Uykuda birbirinden farklı beş dönem dikkati çekmektedir. Bu beş dönemin ilk dördü NREM (NONREM) dönemi olarak adlandırılmaktadır. Bu dönemlerde uyku derindir. Uykunun başlamasından yaklaşık doksanla yüz yirmi dakika sonra REM (beşinci dönem) dönemine geçilir. Daha sonra doksan-yüz yirmi dakikalık aralıklarla, bir gecede üç-beş REM döneminden geçilmektedir. REM döneminde uyku hafiftir. Genel olarak genç bir yetişkin uykusunun, %5’ini NREM1, %50 ile %60’ını NREM2, %15 ile %20’sini NREM 3 ve 4, %20 ile %25’ini REM döneminde geçirir. NREM uykusunun ana özelliği, solunum, kalp, beyin ve diğer sistemlerde metabolizmanın düzenlenmesidir. Bu dönemde büyüme hormonu salgılanmakta, protein sentezi artmaktadır. Böylece bedenin dinlenmesi sağlanmaktadır. REM uykusu, daha farklı bir dönemdir. Rüyaların yüzde sekseni REM sırasında görülür.

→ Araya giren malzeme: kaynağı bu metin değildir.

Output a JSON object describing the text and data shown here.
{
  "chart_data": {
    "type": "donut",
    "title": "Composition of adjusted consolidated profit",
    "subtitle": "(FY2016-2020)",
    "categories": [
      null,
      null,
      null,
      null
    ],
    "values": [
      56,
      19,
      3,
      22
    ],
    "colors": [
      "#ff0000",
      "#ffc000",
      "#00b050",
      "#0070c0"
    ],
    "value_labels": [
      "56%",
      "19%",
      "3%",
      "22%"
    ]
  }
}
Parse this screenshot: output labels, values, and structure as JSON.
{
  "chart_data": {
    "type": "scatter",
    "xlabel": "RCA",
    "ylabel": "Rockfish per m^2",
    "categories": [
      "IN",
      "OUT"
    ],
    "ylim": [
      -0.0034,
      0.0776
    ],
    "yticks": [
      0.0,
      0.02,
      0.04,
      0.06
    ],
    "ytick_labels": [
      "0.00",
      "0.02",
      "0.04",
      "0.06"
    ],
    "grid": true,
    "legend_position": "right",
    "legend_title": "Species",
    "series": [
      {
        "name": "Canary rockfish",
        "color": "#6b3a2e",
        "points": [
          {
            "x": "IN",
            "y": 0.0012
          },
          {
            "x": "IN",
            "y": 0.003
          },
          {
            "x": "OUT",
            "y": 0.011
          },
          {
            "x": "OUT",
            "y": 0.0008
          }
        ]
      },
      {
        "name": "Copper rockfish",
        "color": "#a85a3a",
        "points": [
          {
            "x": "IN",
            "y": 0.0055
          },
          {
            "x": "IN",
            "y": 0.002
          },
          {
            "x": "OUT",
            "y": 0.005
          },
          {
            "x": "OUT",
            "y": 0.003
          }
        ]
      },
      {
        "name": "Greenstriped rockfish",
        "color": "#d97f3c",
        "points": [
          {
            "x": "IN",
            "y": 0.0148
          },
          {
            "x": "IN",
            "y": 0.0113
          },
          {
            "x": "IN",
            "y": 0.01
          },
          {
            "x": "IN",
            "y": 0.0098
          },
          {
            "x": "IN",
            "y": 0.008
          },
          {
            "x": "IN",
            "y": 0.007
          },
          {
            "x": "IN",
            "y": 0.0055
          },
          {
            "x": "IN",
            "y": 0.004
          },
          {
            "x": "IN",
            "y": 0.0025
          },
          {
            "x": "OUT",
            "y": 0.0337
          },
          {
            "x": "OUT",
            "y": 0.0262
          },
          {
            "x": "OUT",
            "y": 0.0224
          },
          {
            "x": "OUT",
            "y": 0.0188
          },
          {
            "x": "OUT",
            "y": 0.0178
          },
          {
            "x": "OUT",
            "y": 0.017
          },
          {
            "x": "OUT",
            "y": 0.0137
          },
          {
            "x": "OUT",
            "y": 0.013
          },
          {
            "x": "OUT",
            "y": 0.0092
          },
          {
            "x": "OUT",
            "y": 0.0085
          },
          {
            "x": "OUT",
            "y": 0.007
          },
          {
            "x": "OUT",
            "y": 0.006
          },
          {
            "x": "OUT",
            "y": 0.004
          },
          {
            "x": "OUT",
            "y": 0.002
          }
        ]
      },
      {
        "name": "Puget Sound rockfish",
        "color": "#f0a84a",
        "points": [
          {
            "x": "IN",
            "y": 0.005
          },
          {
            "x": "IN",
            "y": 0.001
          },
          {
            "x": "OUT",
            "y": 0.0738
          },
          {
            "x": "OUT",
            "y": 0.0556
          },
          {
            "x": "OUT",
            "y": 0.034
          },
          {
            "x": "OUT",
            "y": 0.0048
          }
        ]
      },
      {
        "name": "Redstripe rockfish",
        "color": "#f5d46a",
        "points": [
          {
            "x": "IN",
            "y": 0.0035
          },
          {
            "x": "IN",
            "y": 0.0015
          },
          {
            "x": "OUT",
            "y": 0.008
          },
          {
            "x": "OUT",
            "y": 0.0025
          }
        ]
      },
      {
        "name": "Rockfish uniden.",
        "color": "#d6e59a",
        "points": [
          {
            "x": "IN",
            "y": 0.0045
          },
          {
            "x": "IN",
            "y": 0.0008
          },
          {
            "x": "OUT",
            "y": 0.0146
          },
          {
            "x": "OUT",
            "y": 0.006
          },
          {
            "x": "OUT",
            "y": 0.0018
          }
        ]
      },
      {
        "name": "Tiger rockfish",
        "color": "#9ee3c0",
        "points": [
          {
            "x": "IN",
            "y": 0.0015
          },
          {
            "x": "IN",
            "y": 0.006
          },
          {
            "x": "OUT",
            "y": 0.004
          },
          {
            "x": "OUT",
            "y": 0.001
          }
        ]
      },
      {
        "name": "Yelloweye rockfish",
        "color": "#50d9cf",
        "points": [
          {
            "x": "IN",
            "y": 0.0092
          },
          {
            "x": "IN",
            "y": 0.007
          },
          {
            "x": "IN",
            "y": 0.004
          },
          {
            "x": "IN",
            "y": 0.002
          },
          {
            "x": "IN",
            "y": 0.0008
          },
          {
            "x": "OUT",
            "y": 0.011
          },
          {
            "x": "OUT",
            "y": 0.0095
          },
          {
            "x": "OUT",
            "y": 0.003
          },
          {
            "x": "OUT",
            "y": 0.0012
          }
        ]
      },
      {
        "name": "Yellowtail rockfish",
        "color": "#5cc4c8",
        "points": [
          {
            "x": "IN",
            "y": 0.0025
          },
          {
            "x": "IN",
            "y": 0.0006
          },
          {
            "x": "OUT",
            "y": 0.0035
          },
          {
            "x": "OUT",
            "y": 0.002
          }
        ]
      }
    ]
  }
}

Rüya, beynin dış dünyaya kapanması, imgeleri kullanarak faaliyetini sürdürmesidir. Uyku sırasında protein sentezi artar ve beyin aktiftir. Kişi, uyanıkken öğrendiği konuları uykuda beyne yeniden yerleştirmektedir. Bu nedenle kişinin gündelik sıkıntıları ve beklentileri, rüyalarında ortaya çıkmaktadır. Kişinin rüyaları sürekli izlenirse onun bilinçaltı korku, kaygı ve beklentileri hakkında ipuçları elde edilebilir.

“İnsanlar neden rüya görür?” sorusuna Freud, bilinçaltı dürtülerin sonsuza kadar bastırılamayacağını, rüyanın bilinçaltının boşalması olduğunu söyler.